İlk öykü kitapla aynı adı taşıyan Ay Işığı Sokağı ile başlıyor, Leoporella, Nişan, Leman Gölü Kıyısında Olay’la devam edip, Avare ile son buluyor.
Ay Işığı Sokağı, geminin gecikmesi ile gece trenini kaçıran bir gezgin zamanını geçirmek için kendine yol arkadaşı aramaya koyulu. İstem dışı sürüklendiği gecede başka hayatlara konuk olmayı başar
Leoporella, Ay ışığı gibi kitabın ikinci uzun öyküsü. Evlilik dışı dünyaya gelen Crescenz’in hizmetçilik yaparak geçen uzun yıllarını anlatıyor. Patronuna olan bağlılık mı, saplantı mı, sevgi mi adını bir türlü koyamadığım öykü. Bu kadar duyguların bir arada işlendiği kitabın en sıra dışı öyküsü ve etkileyici öykülerinden biri de Leoporella. Yine sonunda ölüm var.

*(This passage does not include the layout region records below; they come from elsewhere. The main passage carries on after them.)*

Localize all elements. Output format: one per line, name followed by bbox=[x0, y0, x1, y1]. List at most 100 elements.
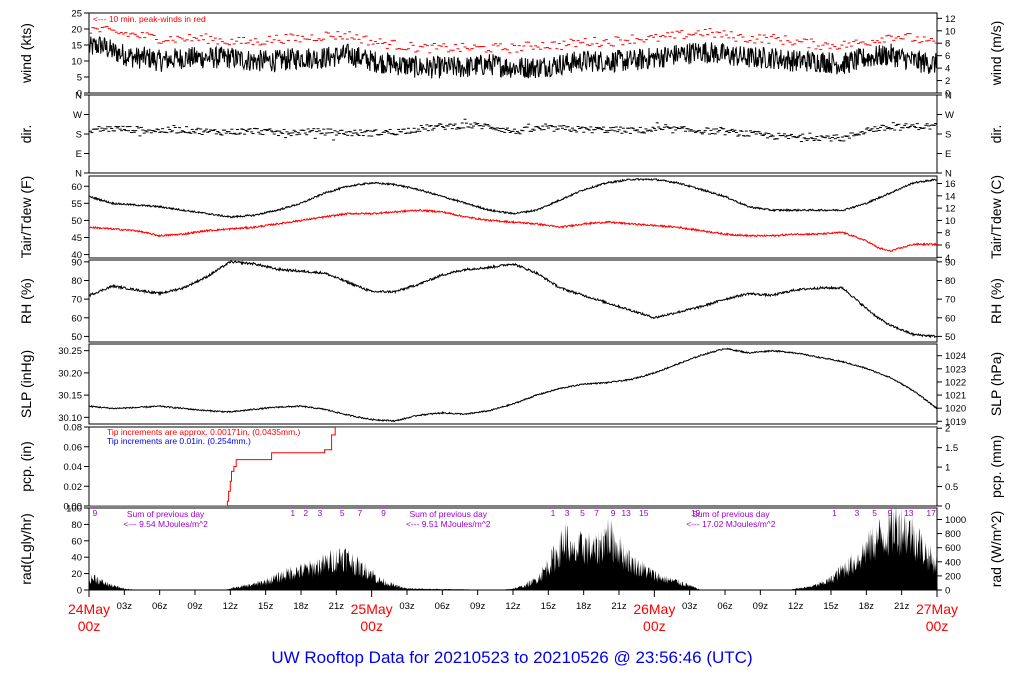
panel-frame bbox=[88, 12, 938, 94]
x-tick-label: 21z bbox=[611, 601, 627, 612]
right-tick-label: 10 bbox=[945, 26, 956, 37]
right-tick-label: 12 bbox=[945, 204, 956, 215]
right-tick-label: E bbox=[945, 149, 951, 160]
right-tick-label: 50 bbox=[945, 332, 956, 343]
right-axis-label: dir. bbox=[988, 125, 1004, 144]
right-tick-label: 0.5 bbox=[945, 482, 958, 493]
radiation-hour-label: 5 bbox=[340, 508, 345, 518]
radiation-hour-label: 2 bbox=[303, 508, 308, 518]
left-tick-label: 80 bbox=[71, 276, 82, 287]
radiation-hour-label: 1 bbox=[290, 508, 295, 518]
right-tick-label: 8 bbox=[945, 39, 950, 50]
radiation-sum-value: <--- 9.51 MJoules/m^2 bbox=[406, 519, 491, 529]
x-day-time: 00z bbox=[78, 618, 101, 634]
x-day-time: 00z bbox=[643, 618, 666, 634]
panel-frame bbox=[88, 259, 938, 343]
radiation-sum-label: Sum of previous day bbox=[692, 509, 770, 519]
right-tick-label: 1022 bbox=[945, 377, 966, 388]
x-day-label: 26May bbox=[633, 601, 675, 617]
right-tick-label: W bbox=[945, 110, 954, 121]
x-tick-label: 18z bbox=[576, 601, 592, 612]
right-tick-label: 1020 bbox=[945, 404, 966, 415]
left-tick-label: 100 bbox=[66, 504, 82, 515]
left-axis-label: dir. bbox=[18, 125, 34, 144]
left-tick-label: 90 bbox=[71, 257, 82, 268]
radiation-hour-label: 3 bbox=[855, 508, 860, 518]
right-tick-label: 200 bbox=[945, 571, 961, 582]
series-rh bbox=[89, 260, 937, 339]
radiation-hour-label: 7 bbox=[358, 508, 363, 518]
left-tick-label: N bbox=[75, 169, 82, 180]
left-tick-label: S bbox=[76, 130, 82, 141]
right-tick-label: 1 bbox=[945, 463, 950, 474]
left-tick-label: 30.10 bbox=[58, 413, 82, 424]
left-tick-label: 10 bbox=[71, 57, 82, 68]
left-tick-label: 50 bbox=[71, 332, 82, 343]
left-tick-label: 5 bbox=[77, 73, 82, 84]
left-tick-label: 30.15 bbox=[58, 391, 82, 402]
right-tick-label: 90 bbox=[945, 257, 956, 268]
x-tick-label: 12z bbox=[788, 601, 804, 612]
plot-area bbox=[89, 118, 937, 143]
x-tick-label: 18z bbox=[859, 601, 875, 612]
x-day-label: 25May bbox=[351, 601, 393, 617]
left-tick-label: 0.04 bbox=[64, 462, 83, 473]
left-tick-label: E bbox=[76, 149, 82, 160]
radiation-hour-label: 9 bbox=[611, 508, 616, 518]
radiation-hour-label: 5 bbox=[872, 508, 877, 518]
panel-slp: 30.10 30.15 30.20 30.25 1019 1020 1021 1022 1023… bbox=[18, 343, 1004, 428]
right-tick-label: 2 bbox=[945, 76, 950, 87]
left-tick-label: 70 bbox=[71, 295, 82, 306]
x-tick-label: 15z bbox=[823, 601, 839, 612]
series-tdew bbox=[89, 208, 937, 253]
series-direction bbox=[89, 118, 937, 143]
left-tick-label: 55 bbox=[71, 199, 82, 210]
left-tick-label: 0.08 bbox=[64, 423, 83, 434]
left-tick-label: 60 bbox=[71, 536, 82, 547]
plot-area bbox=[89, 427, 937, 506]
right-tick-label: 1.5 bbox=[945, 443, 958, 454]
tip-increment-note-1: Tip increments are approx. 0.00171in. (0… bbox=[107, 427, 301, 437]
left-tick-label: 30.25 bbox=[58, 346, 82, 357]
right-tick-label: 1000 bbox=[945, 515, 966, 526]
radiation-hour-label: 5 bbox=[580, 508, 585, 518]
left-tick-label: 20 bbox=[71, 569, 82, 580]
radiation-hour-label: 13 bbox=[621, 508, 631, 518]
left-tick-label: 0.02 bbox=[64, 482, 83, 493]
x-tick-label: 09z bbox=[187, 601, 203, 612]
right-tick-label: 0 bbox=[945, 89, 950, 100]
right-tick-label: 0 bbox=[945, 586, 950, 597]
radiation-hour-label: 7 bbox=[594, 508, 599, 518]
right-tick-label: S bbox=[945, 130, 951, 141]
panel-frame bbox=[88, 175, 938, 259]
x-day-label: 27May bbox=[916, 601, 958, 617]
right-tick-label: 80 bbox=[945, 276, 956, 287]
x-tick-label: 06z bbox=[717, 601, 733, 612]
x-tick-label: 21z bbox=[329, 601, 345, 612]
series-10-min-peak-winds bbox=[89, 25, 937, 54]
left-tick-label: 50 bbox=[71, 216, 82, 227]
series-slp bbox=[89, 347, 937, 423]
left-tick-label: 40 bbox=[71, 553, 82, 564]
right-tick-label: 12 bbox=[945, 14, 956, 25]
left-axis-label: wind (kts) bbox=[18, 23, 34, 84]
right-tick-label: 6 bbox=[945, 241, 950, 252]
right-tick-label: 2 bbox=[945, 424, 950, 435]
plot-area bbox=[89, 25, 937, 79]
radiation-hour-label: 1 bbox=[551, 508, 556, 518]
right-tick-label: 70 bbox=[945, 295, 956, 306]
radiation-hour-label: 3 bbox=[317, 508, 322, 518]
left-tick-label: 20 bbox=[71, 25, 82, 36]
x-tick-label: 18z bbox=[293, 601, 309, 612]
x-tick-label: 06z bbox=[435, 601, 451, 612]
radiation-sum-label: Sum of previous day bbox=[127, 509, 205, 519]
right-axis-label: RH (%) bbox=[988, 278, 1004, 324]
tip-increment-note-2: Tip increments are 0.01in. (0.254mm.) bbox=[107, 436, 251, 446]
left-axis-label: SLP (inHg) bbox=[18, 350, 34, 418]
plot-area bbox=[89, 178, 937, 253]
right-tick-label: 16 bbox=[945, 179, 956, 190]
left-axis-label: RH (%) bbox=[18, 278, 34, 324]
right-tick-label: N bbox=[945, 169, 952, 180]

Nişan, savaşın yakıp yıktığı 1810 yılında Fransızların aralıksız saldırdığı Hostalric’te bir albayın koruduğu erzak konvoyu ormanda ilerlerken İspanyollar tarafından saldırıya uğrar. Albay kurtulur ama gördükleri hissettikleri onu ölümle burun buruna getirmek kadar kötü yapar.
Leman Gölü Kıyısında Olay, 1918 yılında bir yaz gecesinde Villanueva’da göle açılmış bir balıkçı tuhaf bir şey görür. Bitkin düşmüş çıplak bir beden gölde yüzüyordur. Fransa sahilinden beri yüzen adam bir Fransa’nın Rus askeridir. Rus askerin yaşadıkları vatan hasreti onu sonsuzluğa ölüme götürür.

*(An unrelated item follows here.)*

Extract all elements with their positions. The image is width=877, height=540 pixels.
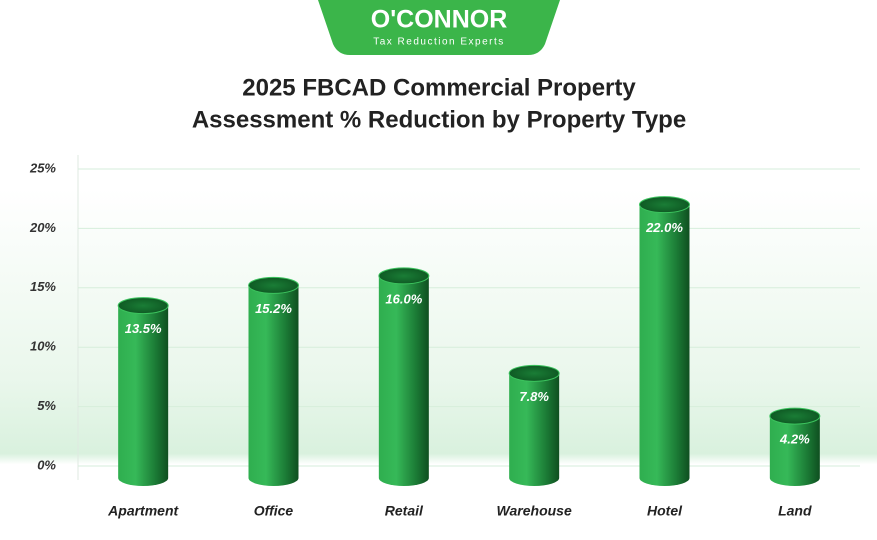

Avare, yirmi bir yaşına gelmiş hala liseyi bitirememiş bir gencin öğretmeni tarafından rencide edilmesini anlatıyor. Buhrana sürüklenen gencin sonu yine ölümdür.
Zweig bu öykülerinde hep ölümün soğukluğunu işlemiş. Hep ölümü düşünmüş. Karakterleri ölümle yaşadıklarından hep kaçmışlar.